Fig. 4(a-f): | Robustness against removal attacks, the watermarked image (a-f) are obtained by histogram equalization, mean filtering with 3x3 window, image binarization with threshold 240, averaging 25 different watermarked image versions, JPEG compression with quality factor 10 and JPEG 2000 compression with compression ration 60:1, respectively |
The proposed scheme can get an optimal trade-off between the watermark embedding strength and the perceptual watermark translucence. This is because that our scheme considered the document image visual perception especially by combining luminance masking and edge masking characteristics.

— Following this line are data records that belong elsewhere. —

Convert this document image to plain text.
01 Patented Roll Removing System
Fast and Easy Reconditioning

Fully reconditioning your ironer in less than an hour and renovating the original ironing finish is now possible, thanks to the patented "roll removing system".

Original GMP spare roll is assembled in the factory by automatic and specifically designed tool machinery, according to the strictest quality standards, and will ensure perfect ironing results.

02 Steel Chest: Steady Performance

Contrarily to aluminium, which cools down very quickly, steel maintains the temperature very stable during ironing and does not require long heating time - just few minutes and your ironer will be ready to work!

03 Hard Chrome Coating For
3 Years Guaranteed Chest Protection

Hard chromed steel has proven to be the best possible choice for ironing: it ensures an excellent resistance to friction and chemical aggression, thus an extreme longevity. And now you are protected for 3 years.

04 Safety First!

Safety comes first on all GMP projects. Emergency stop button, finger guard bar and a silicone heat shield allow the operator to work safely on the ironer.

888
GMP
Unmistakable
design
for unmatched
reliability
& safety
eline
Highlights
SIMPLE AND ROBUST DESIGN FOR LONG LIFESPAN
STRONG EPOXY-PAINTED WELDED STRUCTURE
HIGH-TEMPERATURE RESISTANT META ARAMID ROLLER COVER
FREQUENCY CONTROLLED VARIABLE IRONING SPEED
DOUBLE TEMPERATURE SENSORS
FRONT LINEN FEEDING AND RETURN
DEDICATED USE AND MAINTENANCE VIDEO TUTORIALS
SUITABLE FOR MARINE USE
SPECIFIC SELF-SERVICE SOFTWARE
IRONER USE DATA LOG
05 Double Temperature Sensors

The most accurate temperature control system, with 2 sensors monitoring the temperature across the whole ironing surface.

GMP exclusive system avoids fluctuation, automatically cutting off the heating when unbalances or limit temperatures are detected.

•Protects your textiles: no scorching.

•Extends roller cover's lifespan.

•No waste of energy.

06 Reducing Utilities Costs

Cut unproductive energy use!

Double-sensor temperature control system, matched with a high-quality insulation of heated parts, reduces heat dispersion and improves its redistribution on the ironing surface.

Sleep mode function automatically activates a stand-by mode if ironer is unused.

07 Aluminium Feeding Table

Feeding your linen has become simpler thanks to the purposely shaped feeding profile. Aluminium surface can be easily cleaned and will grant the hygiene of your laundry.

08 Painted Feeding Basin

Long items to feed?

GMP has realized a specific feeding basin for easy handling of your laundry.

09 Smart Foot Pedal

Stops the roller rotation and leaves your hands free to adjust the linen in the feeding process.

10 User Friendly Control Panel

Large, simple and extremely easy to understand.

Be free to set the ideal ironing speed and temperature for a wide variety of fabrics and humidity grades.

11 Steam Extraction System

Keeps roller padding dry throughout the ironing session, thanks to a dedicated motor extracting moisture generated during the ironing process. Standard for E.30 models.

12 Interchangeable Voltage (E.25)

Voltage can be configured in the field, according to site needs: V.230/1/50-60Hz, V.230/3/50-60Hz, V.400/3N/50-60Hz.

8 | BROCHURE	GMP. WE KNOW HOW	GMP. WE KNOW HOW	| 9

In addition to watermarked imaged quality and perceptual watermark translucence, the visible watermark imposed on host document images must be difficult to remove. That is to say, visible watermarking schemes should be robust against common attack operations such as image compression, image enhancement, image filtering and collusion attack and so on. Take Fig. 2a as an example, the illustration of robust ness experimental results is shown in Fig. 4. We can see that the watermarked document images have satisfactory visible watermark translucence and that the proposed document image visible watermarking technique is robust against ordinary signal processing attacks.
CONCLUSIONS
An adaptive visible watermarking technique for document images has been proposed in spatial domain by exploiting the unique visual perception of document images. The scaling factor and the embedding factor are adaptive to document image content due to the combination of luminance masking and edge masking. The proposed scheme achieves best trade-off between the watermark strength and the perceptual watermark translucence and it obtains pleasant document image quality, watermark visibility and robustness to common removal attacks. It will have widely applications in digital media fields such as digital library, digital cinema and digital publishing.
ACKNOWLEDGMENTS
This study was supported by Youth Foundation of Research Program of Humanities and Social Sciences of Chinese Ministry of Education (10YJC870014), National Natural Science Foundation of China (61073191), Hunan Provincial Philosophy and Social Sciences Foundation of China (11YBA090), Hunan Provincial Natural Science Foundation of China (10JJ6090), Scientific Research Fund of Department of Science and Technology of Hunan Provincial, China (2011GK3140), Science and Technology Innovative Research Team in Higher Educational Institutions of Hunan Province (2010212).